L’art contre la culture
Si l’art reçoit son nom, il est perdu. Sa reconnaissance comme « Art » par les institutions le prive de ce qui le rend vivant. La totalité de l’art est ainsi bien plus vaste que ce que recouvre son nom, nom qui induit même en erreur sur sa nature :
« Le vrai art il est toujours là où on ne l’attend pas. Là où personne ne pense à lui ni ne prononce son nom. L’art il déteste être reconnu et salué par son nom. Il se sauve aussitôt. L’art est un personnage passionnément épris d’incognito. Sitôt qu’on le décèle, que quelqu’un le montre du doigt, alors il se sauve en laissant à sa place un figurant lauré qui porte sur son dos une grande pancarte où c’est marqué ART, que tout le monde asperge aussitôt de champagne et que les conférenciers promènent de ville en ville avec un anneau dans le nez. C’est le faux monsieur Art celui-là. C’est celui que le public connaît, vu que c’est lui qui a le laurier et la pancarte. Le vrai monsieur Art pas de danger qu’il aille se flanquer des pancartes ! Alors personne ne le reconnaît. Il se promène partout, tout le monde l’a rencontré sur son chemin et le bouscule vingt fois par jour à tous les tournants de rues, mais pas un qui ait l’idée que ça pourrait être lui monsieur Art lui-même dont on dit tant de bien. Parce qu’il n’en a pas du tout l’air. Vous comprenez, c’est le faux monsieur Art qui a le plus l’air d’être le vrai et c’est le vrai qui n’en a pas l’air ! Ça fait qu’on se trompe ! Beaucoup se trompent ! »

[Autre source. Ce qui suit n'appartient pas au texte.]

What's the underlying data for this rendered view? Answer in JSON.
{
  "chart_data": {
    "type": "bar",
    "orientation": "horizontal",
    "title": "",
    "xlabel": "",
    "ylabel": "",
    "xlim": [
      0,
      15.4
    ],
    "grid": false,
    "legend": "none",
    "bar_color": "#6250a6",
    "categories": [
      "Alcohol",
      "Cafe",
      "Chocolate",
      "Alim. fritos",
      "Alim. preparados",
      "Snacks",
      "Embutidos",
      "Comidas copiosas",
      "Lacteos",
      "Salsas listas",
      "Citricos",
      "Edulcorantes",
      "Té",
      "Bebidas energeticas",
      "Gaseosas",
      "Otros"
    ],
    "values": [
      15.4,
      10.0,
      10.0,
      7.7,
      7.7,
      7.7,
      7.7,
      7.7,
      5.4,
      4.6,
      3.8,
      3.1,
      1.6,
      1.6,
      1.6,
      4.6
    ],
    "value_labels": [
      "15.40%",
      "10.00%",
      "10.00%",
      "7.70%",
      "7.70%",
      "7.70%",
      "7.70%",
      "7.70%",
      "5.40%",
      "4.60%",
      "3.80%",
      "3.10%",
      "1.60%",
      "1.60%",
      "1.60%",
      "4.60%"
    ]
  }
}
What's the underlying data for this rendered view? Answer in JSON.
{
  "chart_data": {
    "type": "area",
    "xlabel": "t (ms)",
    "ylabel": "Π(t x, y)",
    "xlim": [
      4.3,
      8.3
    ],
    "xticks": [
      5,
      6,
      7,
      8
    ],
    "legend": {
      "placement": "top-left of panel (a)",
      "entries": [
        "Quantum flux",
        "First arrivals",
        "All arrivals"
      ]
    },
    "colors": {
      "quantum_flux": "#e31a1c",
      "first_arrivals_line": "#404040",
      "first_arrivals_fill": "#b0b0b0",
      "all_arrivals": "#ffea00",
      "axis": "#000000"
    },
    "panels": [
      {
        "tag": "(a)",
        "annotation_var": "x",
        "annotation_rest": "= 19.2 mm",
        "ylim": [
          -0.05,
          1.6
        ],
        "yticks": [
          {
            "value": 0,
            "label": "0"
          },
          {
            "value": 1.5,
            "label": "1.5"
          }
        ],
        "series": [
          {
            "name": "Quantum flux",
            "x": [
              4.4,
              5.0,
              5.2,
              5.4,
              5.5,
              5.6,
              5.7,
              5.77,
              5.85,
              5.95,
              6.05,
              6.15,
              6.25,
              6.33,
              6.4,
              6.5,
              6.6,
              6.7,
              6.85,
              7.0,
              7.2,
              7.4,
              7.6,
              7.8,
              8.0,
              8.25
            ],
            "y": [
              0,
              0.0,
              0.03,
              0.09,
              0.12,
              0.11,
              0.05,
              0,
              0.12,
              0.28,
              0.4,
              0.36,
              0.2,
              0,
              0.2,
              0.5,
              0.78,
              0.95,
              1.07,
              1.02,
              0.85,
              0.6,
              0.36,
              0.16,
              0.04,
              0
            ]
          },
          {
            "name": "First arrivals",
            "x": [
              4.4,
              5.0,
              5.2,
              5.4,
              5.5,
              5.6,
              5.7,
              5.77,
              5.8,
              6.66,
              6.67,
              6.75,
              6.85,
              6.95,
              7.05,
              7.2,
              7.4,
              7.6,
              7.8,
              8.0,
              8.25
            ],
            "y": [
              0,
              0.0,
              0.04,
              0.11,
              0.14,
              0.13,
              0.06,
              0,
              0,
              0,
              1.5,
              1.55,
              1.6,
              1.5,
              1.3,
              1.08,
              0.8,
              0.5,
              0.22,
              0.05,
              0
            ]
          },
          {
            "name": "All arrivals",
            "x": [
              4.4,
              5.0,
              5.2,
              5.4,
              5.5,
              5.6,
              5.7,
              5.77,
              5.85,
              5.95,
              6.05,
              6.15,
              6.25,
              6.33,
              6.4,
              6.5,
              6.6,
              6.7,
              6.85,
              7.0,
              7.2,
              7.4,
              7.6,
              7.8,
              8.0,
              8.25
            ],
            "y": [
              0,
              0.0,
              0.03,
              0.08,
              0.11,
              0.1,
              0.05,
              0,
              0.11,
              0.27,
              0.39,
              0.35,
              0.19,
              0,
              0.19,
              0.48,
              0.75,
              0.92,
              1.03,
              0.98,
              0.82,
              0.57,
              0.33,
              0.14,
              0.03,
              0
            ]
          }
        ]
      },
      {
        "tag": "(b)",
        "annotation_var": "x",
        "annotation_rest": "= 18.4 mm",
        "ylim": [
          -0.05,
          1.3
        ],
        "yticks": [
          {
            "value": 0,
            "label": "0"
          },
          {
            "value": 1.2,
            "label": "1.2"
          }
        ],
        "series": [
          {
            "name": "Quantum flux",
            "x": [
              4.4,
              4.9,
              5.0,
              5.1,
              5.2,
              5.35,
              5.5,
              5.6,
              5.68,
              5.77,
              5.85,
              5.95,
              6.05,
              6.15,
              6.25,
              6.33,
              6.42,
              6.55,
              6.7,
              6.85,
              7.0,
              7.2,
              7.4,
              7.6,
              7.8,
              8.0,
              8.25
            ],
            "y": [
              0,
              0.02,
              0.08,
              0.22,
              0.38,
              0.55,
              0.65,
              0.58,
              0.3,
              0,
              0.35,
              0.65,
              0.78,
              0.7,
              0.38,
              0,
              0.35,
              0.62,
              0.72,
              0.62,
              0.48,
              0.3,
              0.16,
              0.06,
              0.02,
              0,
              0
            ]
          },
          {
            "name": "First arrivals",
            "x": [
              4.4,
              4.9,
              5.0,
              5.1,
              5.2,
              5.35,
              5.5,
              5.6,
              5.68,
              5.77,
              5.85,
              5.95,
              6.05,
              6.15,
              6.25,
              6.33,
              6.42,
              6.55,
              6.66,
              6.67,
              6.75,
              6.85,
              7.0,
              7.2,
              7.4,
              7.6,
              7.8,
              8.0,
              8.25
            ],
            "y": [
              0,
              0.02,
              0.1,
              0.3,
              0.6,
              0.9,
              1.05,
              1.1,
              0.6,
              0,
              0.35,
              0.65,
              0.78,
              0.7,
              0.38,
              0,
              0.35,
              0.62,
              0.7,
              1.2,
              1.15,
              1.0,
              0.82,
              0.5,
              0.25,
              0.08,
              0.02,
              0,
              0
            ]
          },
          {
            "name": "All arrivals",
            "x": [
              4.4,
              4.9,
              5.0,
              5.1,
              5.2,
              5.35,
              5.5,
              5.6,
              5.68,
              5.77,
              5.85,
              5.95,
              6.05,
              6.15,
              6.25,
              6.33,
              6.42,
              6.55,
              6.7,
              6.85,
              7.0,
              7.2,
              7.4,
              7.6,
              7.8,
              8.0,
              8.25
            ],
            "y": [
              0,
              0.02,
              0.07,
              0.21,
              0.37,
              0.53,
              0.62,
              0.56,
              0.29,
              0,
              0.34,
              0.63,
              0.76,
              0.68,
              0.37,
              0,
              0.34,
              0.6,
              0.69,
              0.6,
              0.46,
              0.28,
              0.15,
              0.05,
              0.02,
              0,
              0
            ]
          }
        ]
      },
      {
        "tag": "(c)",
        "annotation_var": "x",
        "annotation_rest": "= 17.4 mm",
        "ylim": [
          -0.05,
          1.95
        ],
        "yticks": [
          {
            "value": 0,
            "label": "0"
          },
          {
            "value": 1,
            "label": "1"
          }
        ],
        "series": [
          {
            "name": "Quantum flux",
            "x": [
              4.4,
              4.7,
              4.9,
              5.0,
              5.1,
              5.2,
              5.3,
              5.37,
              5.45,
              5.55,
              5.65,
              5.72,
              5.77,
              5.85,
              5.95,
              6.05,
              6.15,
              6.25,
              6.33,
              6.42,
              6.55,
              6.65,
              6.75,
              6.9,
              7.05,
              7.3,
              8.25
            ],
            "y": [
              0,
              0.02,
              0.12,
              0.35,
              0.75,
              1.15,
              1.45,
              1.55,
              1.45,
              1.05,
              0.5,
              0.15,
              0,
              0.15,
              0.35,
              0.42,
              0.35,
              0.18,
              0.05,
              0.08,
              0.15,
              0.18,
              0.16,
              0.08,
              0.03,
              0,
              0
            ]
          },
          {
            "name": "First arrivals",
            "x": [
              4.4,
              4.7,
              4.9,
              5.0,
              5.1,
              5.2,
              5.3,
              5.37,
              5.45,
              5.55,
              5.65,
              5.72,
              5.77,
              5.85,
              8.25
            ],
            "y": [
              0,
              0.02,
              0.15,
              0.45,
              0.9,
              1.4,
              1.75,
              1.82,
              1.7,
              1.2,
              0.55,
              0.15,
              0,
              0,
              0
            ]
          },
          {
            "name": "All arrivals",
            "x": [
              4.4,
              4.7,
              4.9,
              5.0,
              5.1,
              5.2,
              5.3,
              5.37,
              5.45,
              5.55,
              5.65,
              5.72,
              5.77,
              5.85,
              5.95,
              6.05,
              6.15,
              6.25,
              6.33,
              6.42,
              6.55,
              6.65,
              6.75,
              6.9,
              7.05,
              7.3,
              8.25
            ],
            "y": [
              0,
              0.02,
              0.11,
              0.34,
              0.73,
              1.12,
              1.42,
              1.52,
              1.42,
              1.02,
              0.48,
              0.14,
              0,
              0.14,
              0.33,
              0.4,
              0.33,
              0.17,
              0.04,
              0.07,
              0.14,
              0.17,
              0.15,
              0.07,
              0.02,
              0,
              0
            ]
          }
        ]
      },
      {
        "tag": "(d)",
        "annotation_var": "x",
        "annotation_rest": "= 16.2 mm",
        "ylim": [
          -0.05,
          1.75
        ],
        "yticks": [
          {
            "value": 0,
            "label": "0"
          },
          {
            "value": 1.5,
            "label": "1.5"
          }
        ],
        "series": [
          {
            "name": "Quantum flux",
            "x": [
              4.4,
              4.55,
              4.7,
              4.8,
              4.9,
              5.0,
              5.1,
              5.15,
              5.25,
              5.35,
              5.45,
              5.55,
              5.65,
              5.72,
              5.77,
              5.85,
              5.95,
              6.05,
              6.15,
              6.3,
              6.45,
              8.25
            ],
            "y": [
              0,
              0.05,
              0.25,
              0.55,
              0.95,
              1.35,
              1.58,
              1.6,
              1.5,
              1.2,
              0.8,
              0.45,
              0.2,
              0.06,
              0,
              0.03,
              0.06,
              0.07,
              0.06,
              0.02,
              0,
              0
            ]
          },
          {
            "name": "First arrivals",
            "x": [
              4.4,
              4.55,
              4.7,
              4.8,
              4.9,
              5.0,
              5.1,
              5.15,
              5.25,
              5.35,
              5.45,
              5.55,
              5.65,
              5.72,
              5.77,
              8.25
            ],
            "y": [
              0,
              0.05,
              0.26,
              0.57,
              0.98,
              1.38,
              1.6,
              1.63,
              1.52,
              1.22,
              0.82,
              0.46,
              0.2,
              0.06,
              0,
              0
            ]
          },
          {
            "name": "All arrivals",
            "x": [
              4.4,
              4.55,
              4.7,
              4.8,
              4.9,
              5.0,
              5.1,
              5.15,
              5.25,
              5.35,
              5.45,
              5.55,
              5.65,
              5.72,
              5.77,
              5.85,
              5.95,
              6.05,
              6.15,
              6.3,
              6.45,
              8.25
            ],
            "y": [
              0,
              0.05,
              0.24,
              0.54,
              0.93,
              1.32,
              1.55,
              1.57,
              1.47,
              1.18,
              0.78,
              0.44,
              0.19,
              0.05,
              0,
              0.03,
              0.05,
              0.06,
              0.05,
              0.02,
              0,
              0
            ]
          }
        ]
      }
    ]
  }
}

Le discours inverse la réalité dont il parle. C’est là le « poison de la culture ». Le faux art, qui, remarquons-le, a pu être du vrai art avant de s’être trouvé épinglé comme un papillon, est le seul qui reçoit le nom « art ». Ainsi se trouve nié un nombre considérable de pratiques qui constituent pourtant l’art véritable, c’est-à-dire celui qui est encore vivant. C’est cette partie-là de l’art qui semble pouvoir échapper à la culture et même la combattre. Reste à savoir comment.

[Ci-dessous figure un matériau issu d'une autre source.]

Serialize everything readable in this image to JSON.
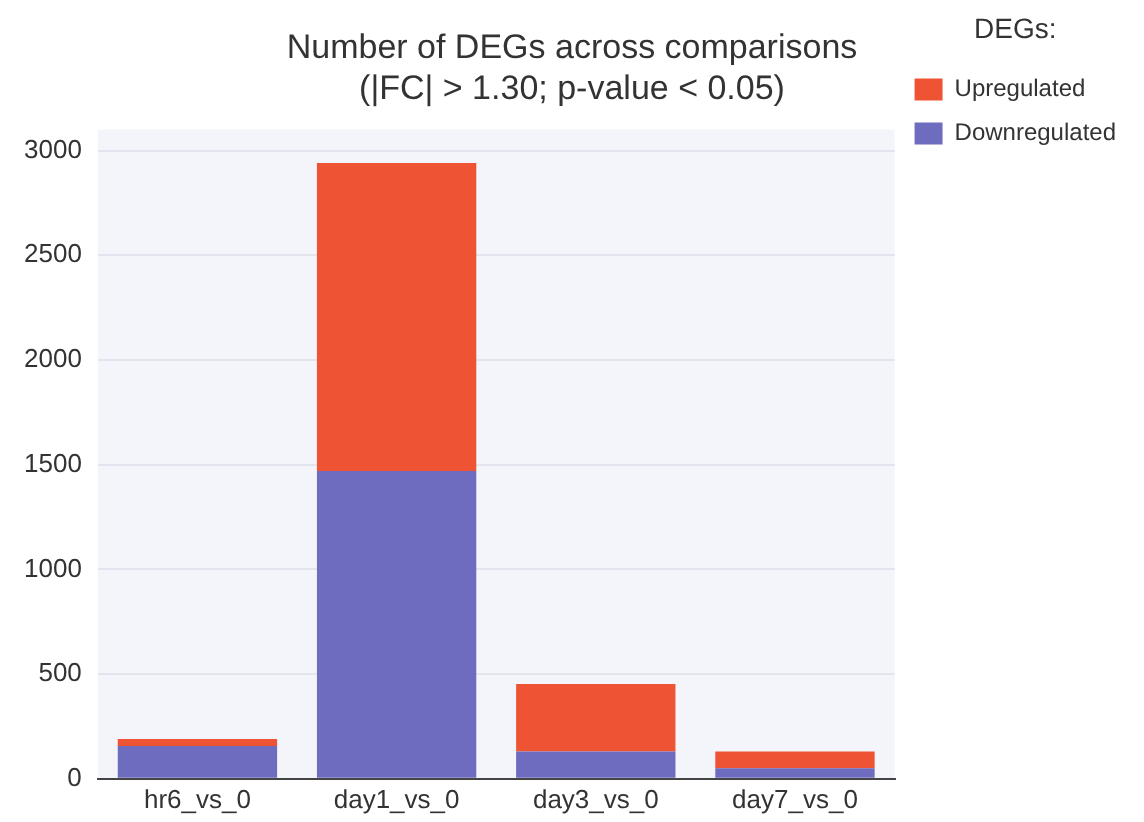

En attendant la fondation d’« instituts de déculturation » qui seraient des « sortes de gymnases nihilistes où seraient délivrés, par des moniteurs spécialement lucides, un enseignement de déconditionnement et de démystification étendu sur plusieurs années », la réponse semble être pour Dubuffet d’étendre la logique de désenclosion qui caractérise ses écrits au-delà de ceux-ci. Prendre conscience que la culture segmente notre pensée, et lutter contre ce fait par les idées, ne suffit pas, il faut aussi rétablir de la continuité dans la pratique même. En art, le moyen de le faire est de rendre le plus possible actifs ceux qui habituellement sont réduits au statut d’admirateurs passifs. Il faut pour cela les faire passer de la contemplation à la production, dans une logique inverse à celle des musées et des autres lieux d’exposition dont on a vu qu’ils ne sont pas faits dans l’idée que le peuple puisse « s’adonner à son tour à la création ». Dans le même mouvement, il faut mettre à bas les hiérarchies qui permettent de valider un ensemble de productions et de styles plutôt que d’autres et de soutenir une classe d’artistes professionnels, seuls reconnus comme pouvant produire de l’art. La promotion de l’art brut remplit en partie ce programme puisque celui-ci est constitué de types variés, hors des conventions et des normes de la culture, ce qui déjà permet de remettre en cause l’aspect réducteur et limité de celles-ci, mais aussi parce que ces formes diverses sont produites par des êtres marginalisés et décrits par la culture comme incapables et inutiles pour la société. Le fait de donner une visibilité à l’art brut et de décréter, unilatéralement, la dignité de celui-ci rend accessible la culture à tous et montre que la pratique de l’art ne dépend pas de la maîtrise préalable de la culture institutionnelle, mais est possible pour chacun :
« Nous entendons par là [l’Art Brut, NDR] des ouvrages exécutés par des personnes indemnes de culture artistiques, dans lesquels donc le mimétisme, contrairement à ce qui se passe chez les intellectuels, ait peu on [sic] pas de part, de sorte que leurs auteurs y tirent tout (sujet, choix des matériaux mis en œuvre, moyens de transposition, rythme, façons d’écriture, etc.) de leur propre fond et non pas des poncifs de l’art classique ou de l’art à la mode. Nous y assistons à l’opération artistique toute pure, brute, réinventée dans l’entier dans toutes ses phases par son auteur, à partir seulement de ses propres impulsions. De l’art donc où se manifeste la seule fonction de l’invention, et non celles, constantes dans l’art culturel, du caméléon et du singe. »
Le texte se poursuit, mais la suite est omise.